Algunos recuerdan estas anécdotas contadas por sus abuelos; niños de pueblo sin más entretenimiento que posar para, remotamente, ver sus fotos publicadas en la galería de niños lindos de la revista Caras y Caretas.

Irupé también recuerda que contaba con la complicidad del cura, don Basilio Estanislao de la Cruz Barbaja, español como corresponde, quien aprobaba -omitiendo el castigo- los juegos de los niños en el parque.

-Irupé, hija, ven. Confiésate hoy.

-Padre, aún no he tomado la primera comunión.

-Hay tiempo para eso. Anda, cuéntame qué has hecho.

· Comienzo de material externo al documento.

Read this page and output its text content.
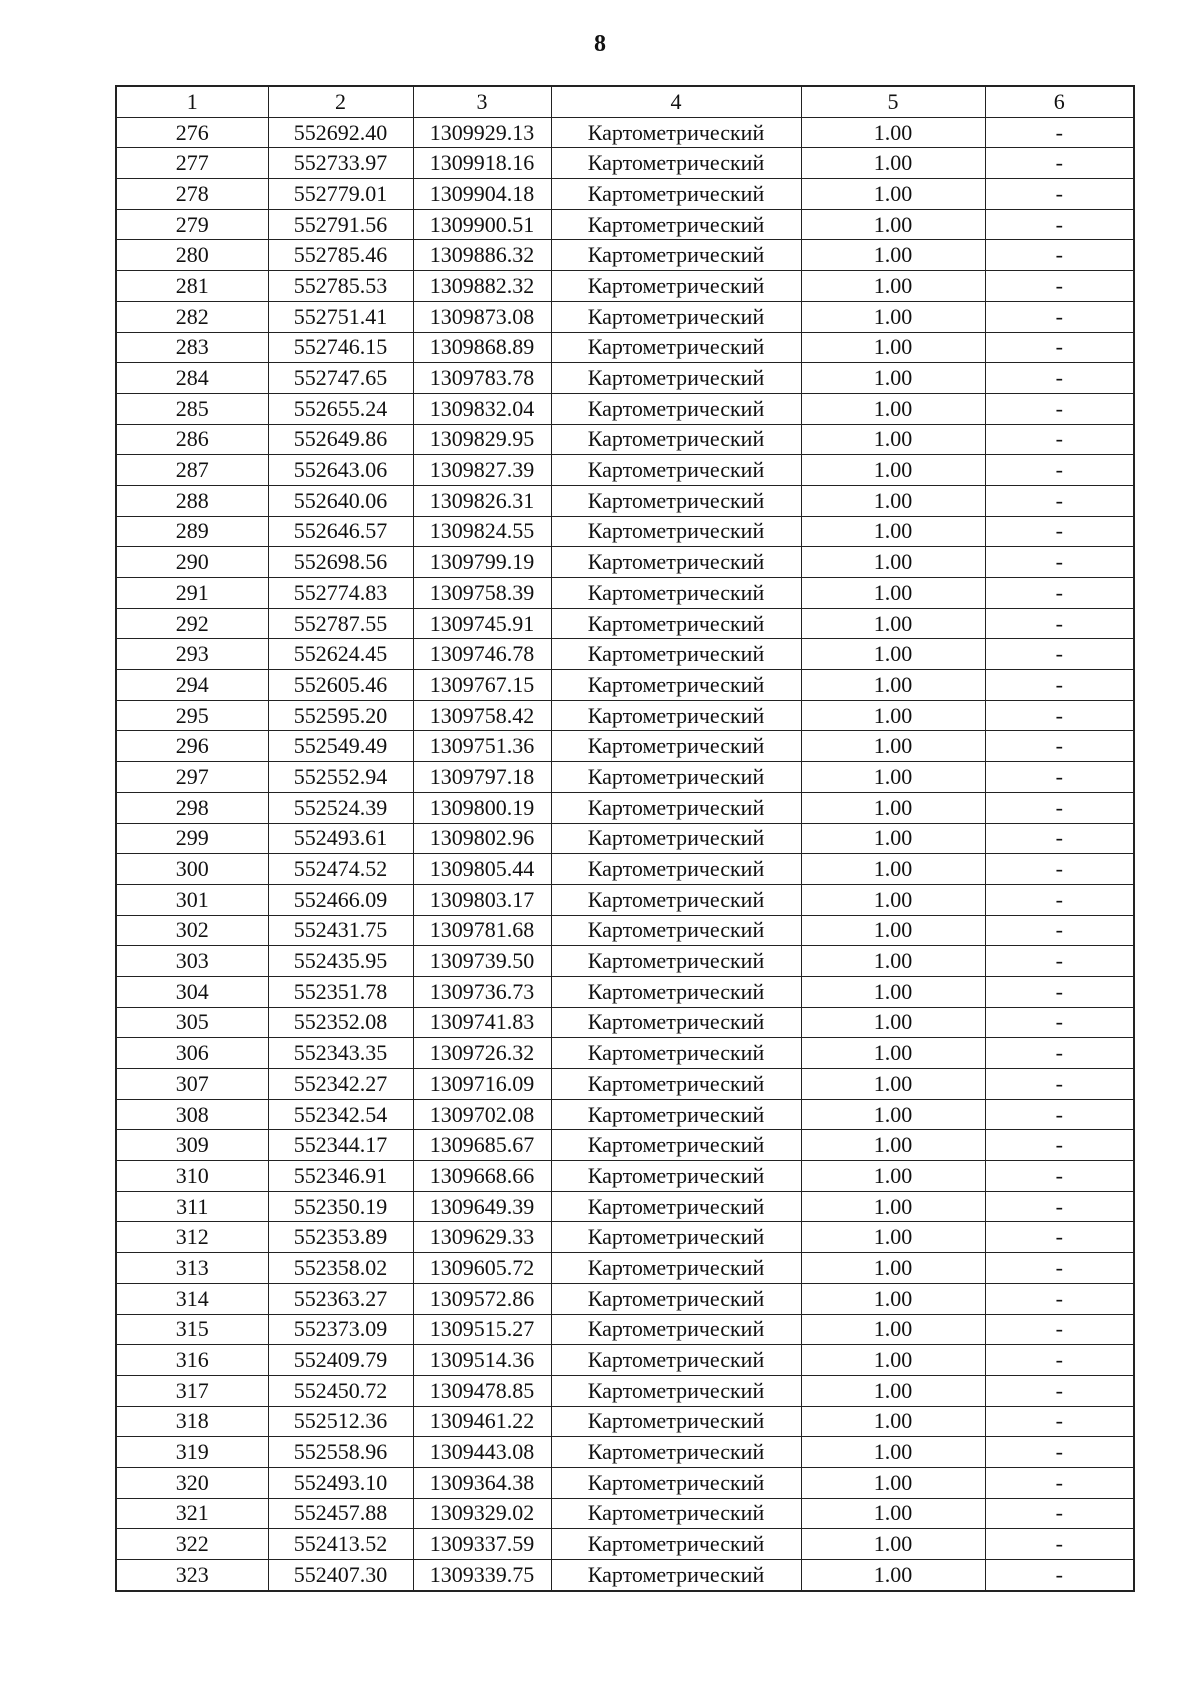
8
1	2	3	4	5	6
276	552692.40	1309929.13	Картометрический	1.00	-
277	552733.97	1309918.16	Картометрический	1.00	-
278	552779.01	1309904.18	Картометрический	1.00	-
279	552791.56	1309900.51	Картометрический	1.00	-
280	552785.46	1309886.32	Картометрический	1.00	-
281	552785.53	1309882.32	Картометрический	1.00	-
282	552751.41	1309873.08	Картометрический	1.00	-
283	552746.15	1309868.89	Картометрический	1.00	-
284	552747.65	1309783.78	Картометрический	1.00	-
285	552655.24	1309832.04	Картометрический	1.00	-
286	552649.86	1309829.95	Картометрический	1.00	-
287	552643.06	1309827.39	Картометрический	1.00	-
288	552640.06	1309826.31	Картометрический	1.00	-
289	552646.57	1309824.55	Картометрический	1.00	-
290	552698.56	1309799.19	Картометрический	1.00	-
291	552774.83	1309758.39	Картометрический	1.00	-
292	552787.55	1309745.91	Картометрический	1.00	-
293	552624.45	1309746.78	Картометрический	1.00	-
294	552605.46	1309767.15	Картометрический	1.00	-
295	552595.20	1309758.42	Картометрический	1.00	-
296	552549.49	1309751.36	Картометрический	1.00	-
297	552552.94	1309797.18	Картометрический	1.00	-
298	552524.39	1309800.19	Картометрический	1.00	-
299	552493.61	1309802.96	Картометрический	1.00	-
300	552474.52	1309805.44	Картометрический	1.00	-
301	552466.09	1309803.17	Картометрический	1.00	-
302	552431.75	1309781.68	Картометрический	1.00	-
303	552435.95	1309739.50	Картометрический	1.00	-
304	552351.78	1309736.73	Картометрический	1.00	-
305	552352.08	1309741.83	Картометрический	1.00	-
306	552343.35	1309726.32	Картометрический	1.00	-
307	552342.27	1309716.09	Картометрический	1.00	-
308	552342.54	1309702.08	Картометрический	1.00	-
309	552344.17	1309685.67	Картометрический	1.00	-
310	552346.91	1309668.66	Картометрический	1.00	-
311	552350.19	1309649.39	Картометрический	1.00	-
312	552353.89	1309629.33	Картометрический	1.00	-
313	552358.02	1309605.72	Картометрический	1.00	-
314	552363.27	1309572.86	Картометрический	1.00	-
315	552373.09	1309515.27	Картометрический	1.00	-
316	552409.79	1309514.36	Картометрический	1.00	-
317	552450.72	1309478.85	Картометрический	1.00	-
318	552512.36	1309461.22	Картометрический	1.00	-
319	552558.96	1309443.08	Картометрический	1.00	-
320	552493.10	1309364.38	Картометрический	1.00	-
321	552457.88	1309329.02	Картометрический	1.00	-
322	552413.52	1309337.59	Картометрический	1.00	-
323	552407.30	1309339.75	Картометрический	1.00	-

-Bueno, fuimos con los chicos al parque. Como no tenían platita juntaron entre todos unas moneditas y me pagaron dieciséis pesos con treinta. Algo más que una rozadita, pero menos que un besito. Me levanté las faldas y, en puntas de pie, les mostré mis braguitas. Hoy me puse las rosas, ¿se acuerda? Las de la semana pasada. Uno a uno fueron rozándome con la punta de sus dedos y …

Contando sus travesuras en detalle, Irupé se aseguraba el perdón. El cura, embelesado por los relatos, jamás protestaba cuando le faltaba dinero de la canasta de las limosnas.